As below is another way to give it a shot, it's said to be 99% accuracy;
https://www.kaggle.com/sanket30/cudnnlstm-lstm-99-accuracy
You can dig in to find out why his model is better.

In [0]:
loss,accuracy = model_a.evaluate(x_train,y_train)
print("Training accuracy: {:.5f}".format(accuracy))
loss,accuracy = model_a.evaluate(x_test,y_test)
print("Testing Accuracy: {:.5f}".format(accuracy))

case 4.1: Add one more LSTM layer

In [0]:
model_a = Sequential()
model_a.add(Embedding(vocab_size, emd_size, input_length=max_length,))
model_a.add(LSTM(units=units,return_sequences = True))

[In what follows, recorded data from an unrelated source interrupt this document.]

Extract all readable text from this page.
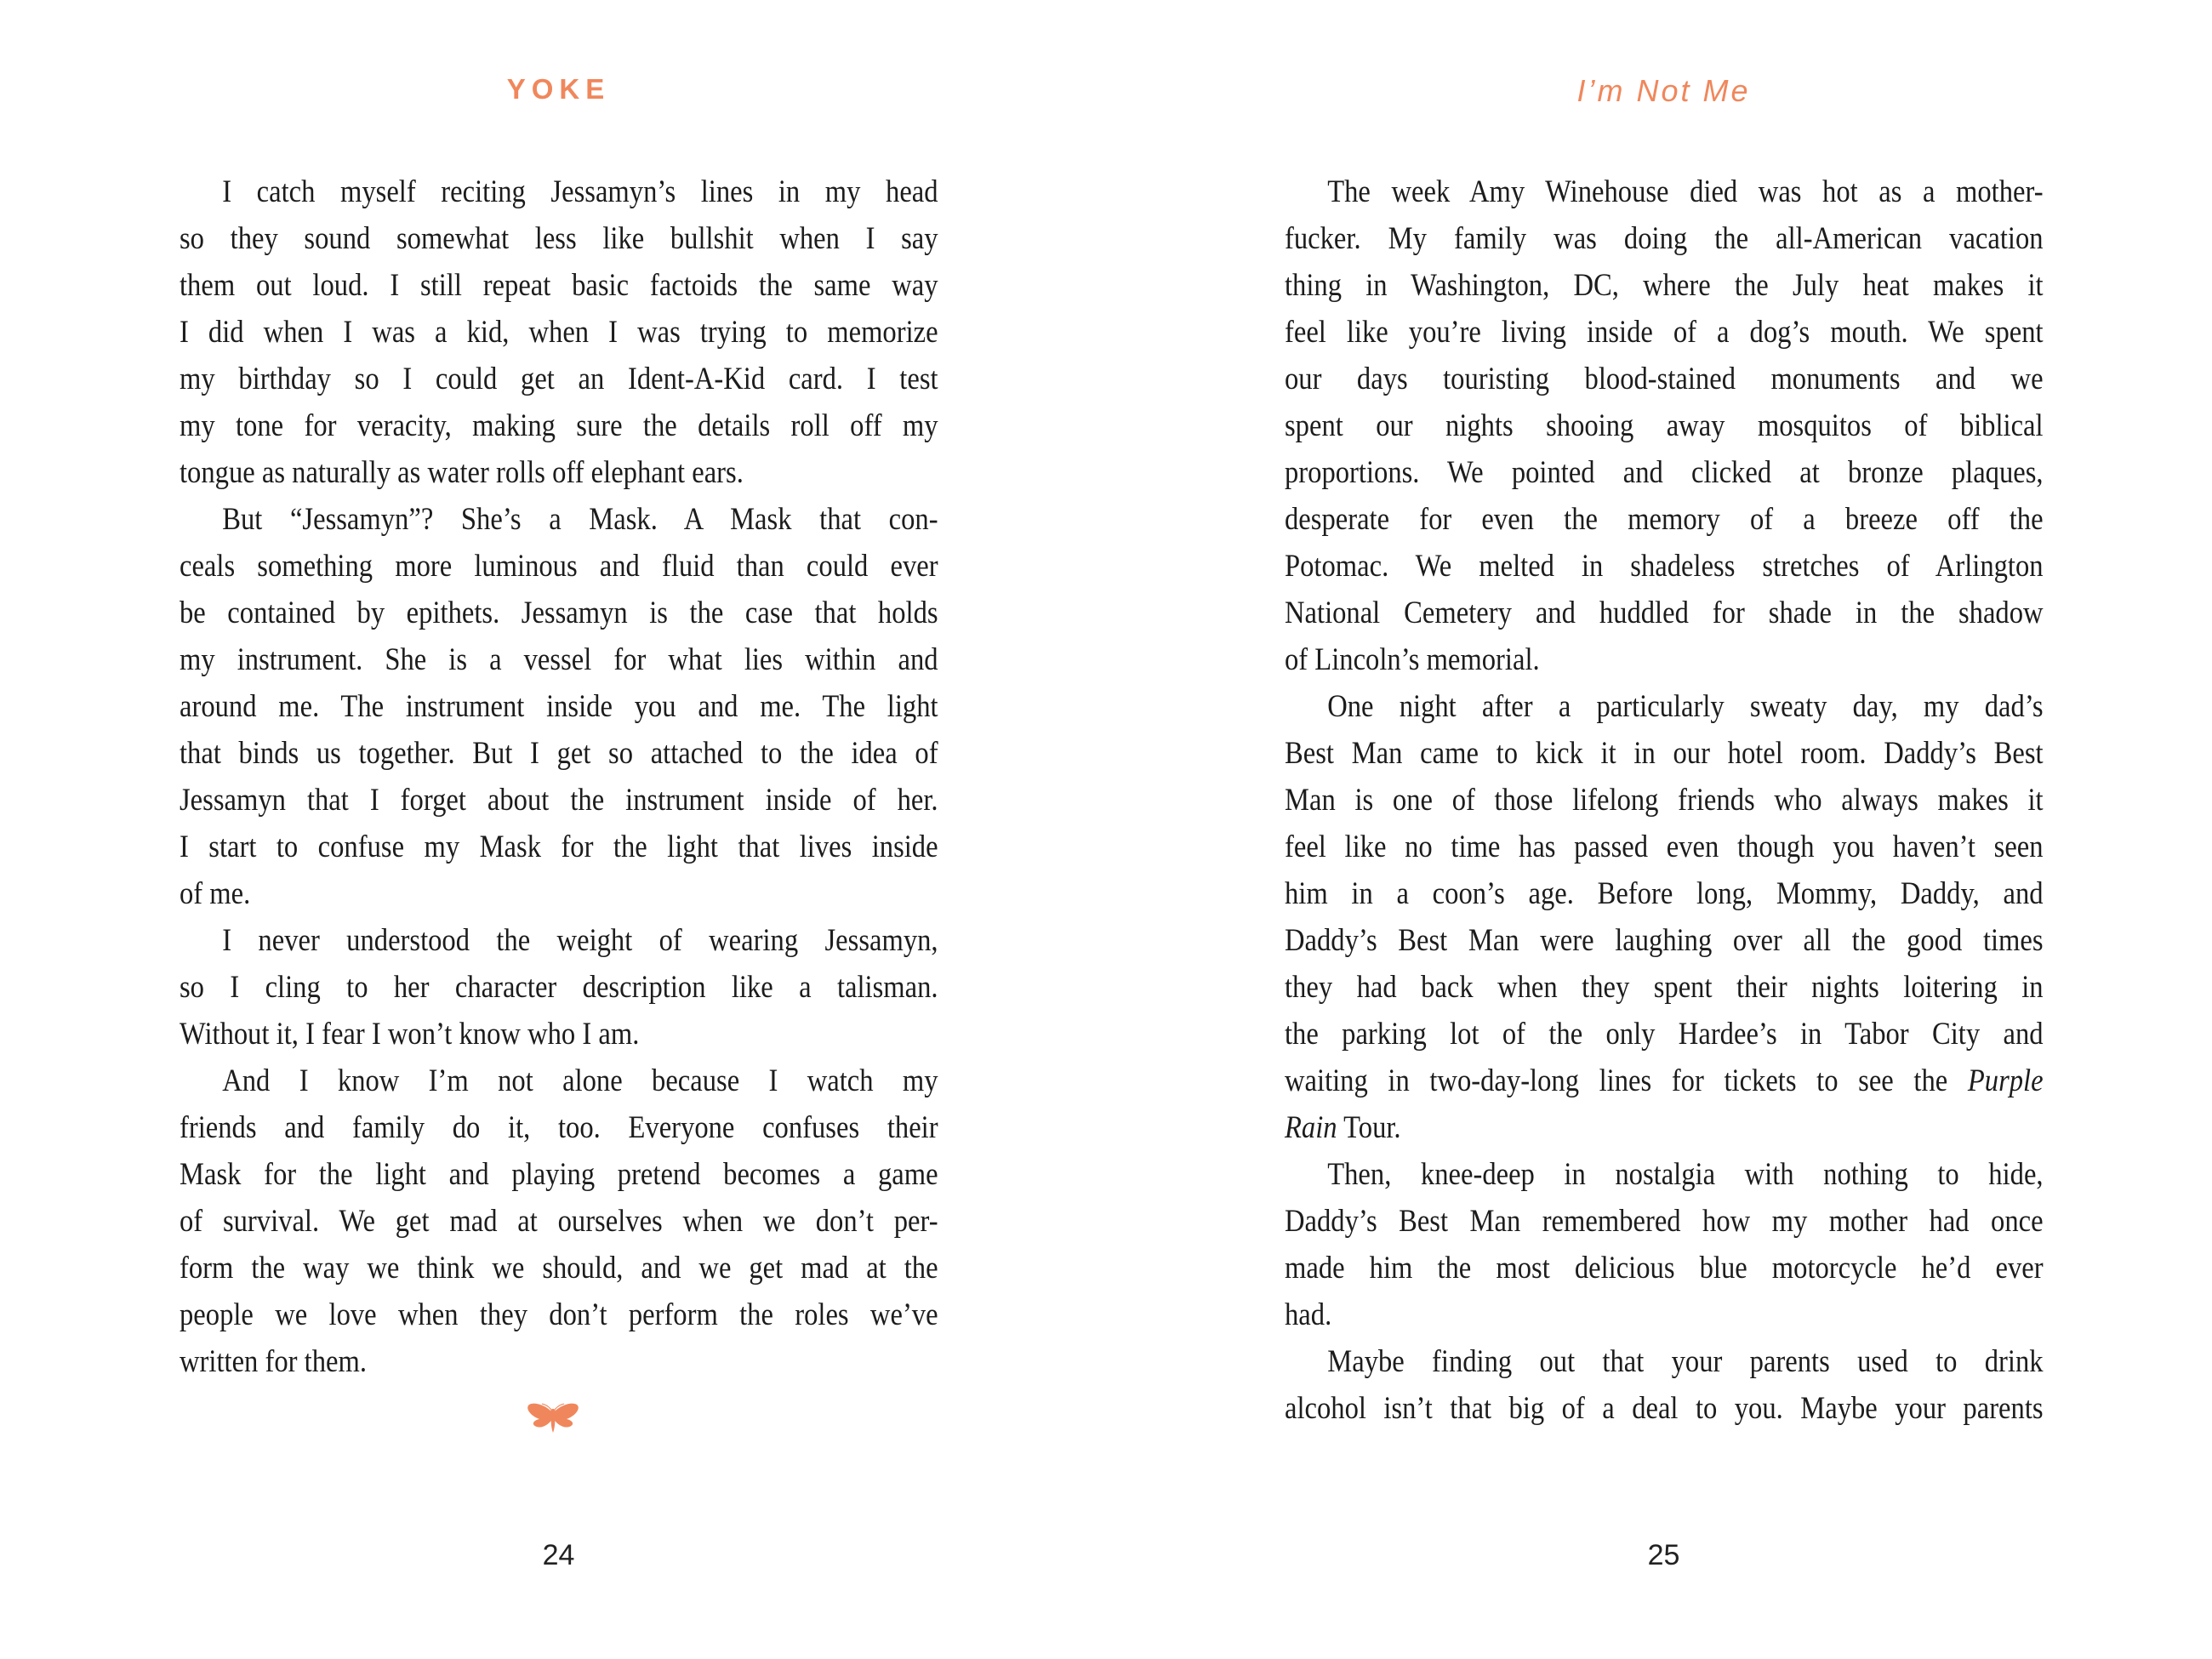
YOKE
I catch myself reciting Jessamyn’s lines in my head
so they sound somewhat less like bullshit when I say
them out loud. I still repeat basic factoids the same way
I did when I was a kid, when I was trying to memorize
my birthday so I could get an Ident-A-Kid card. I test
my tone for veracity, making sure the details roll off my
tongue as naturally as water rolls off elephant ears.
But “Jessamyn”? She’s a Mask. A Mask that con-
ceals something more luminous and fluid than could ever
be contained by epithets. Jessamyn is the case that holds
my instrument. She is a vessel for what lies within and
around me. The instrument inside you and me. The light
that binds us together. But I get so attached to the idea of
Jessamyn that I forget about the instrument inside of her.
I start to confuse my Mask for the light that lives inside
of me.
I never understood the weight of wearing Jessamyn,
so I cling to her character description like a talisman.
Without it, I fear I won’t know who I am.
And I know I’m not alone because I watch my
friends and family do it, too. Everyone confuses their
Mask for the light and playing pretend becomes a game
of survival. We get mad at ourselves when we don’t per-
form the way we think we should, and we get mad at the
people we love when they don’t perform the roles we’ve
written for them.
24
I’m Not Me
The week Amy Winehouse died was hot as a mother-
fucker. My family was doing the all-American vacation
thing in Washington, DC, where the July heat makes it
feel like you’re living inside of a dog’s mouth. We spent
our days touristing blood-stained monuments and we
spent our nights shooing away mosquitos of biblical
proportions. We pointed and clicked at bronze plaques,
desperate for even the memory of a breeze off the
Potomac. We melted in shadeless stretches of Arlington
National Cemetery and huddled for shade in the shadow
of Lincoln’s memorial.
One night after a particularly sweaty day, my dad’s
Best Man came to kick it in our hotel room. Daddy’s Best
Man is one of those lifelong friends who always makes it
feel like no time has passed even though you haven’t seen
him in a coon’s age. Before long, Mommy, Daddy, and
Daddy’s Best Man were laughing over all the good times
they had back when they spent their nights loitering in
the parking lot of the only Hardee’s in Tabor City and
waiting in two-day-long lines for tickets to see the Purple
Rain Tour.
Then, knee-deep in nostalgia with nothing to hide,
Daddy’s Best Man remembered how my mother had once
made him the most delicious blue motorcycle he’d ever
had.
Maybe finding out that your parents used to drink
alcohol isn’t that big of a deal to you. Maybe your parents
25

model_a.add(LSTM(units=units, return_sequences=True))
model_a.add(LSTM(units=units, return_sequences=True))
model_a.add(Attention())
model_a.add(Dense(hidden_dims,activation='relu'))
model_a.add(Dropout(0.2))
model_a.add(Dense(6,activation='sigmoid'))
model_a.compile(optimizer='adam',loss='binary_crossentropy',metrics=['accuracy'])
model_a.summary()

#Fit model
history = model_a.fit(x_train,y_train, epochs=epochs,validation_data=(x_test,y_test),batch_size=batch_size)

## 5.BERT
As mentioned in the comment, "it's not difficult to implement BERT",so BERT is not implemented. In addition, you may not want to download pretrained model which takes a while through streaming.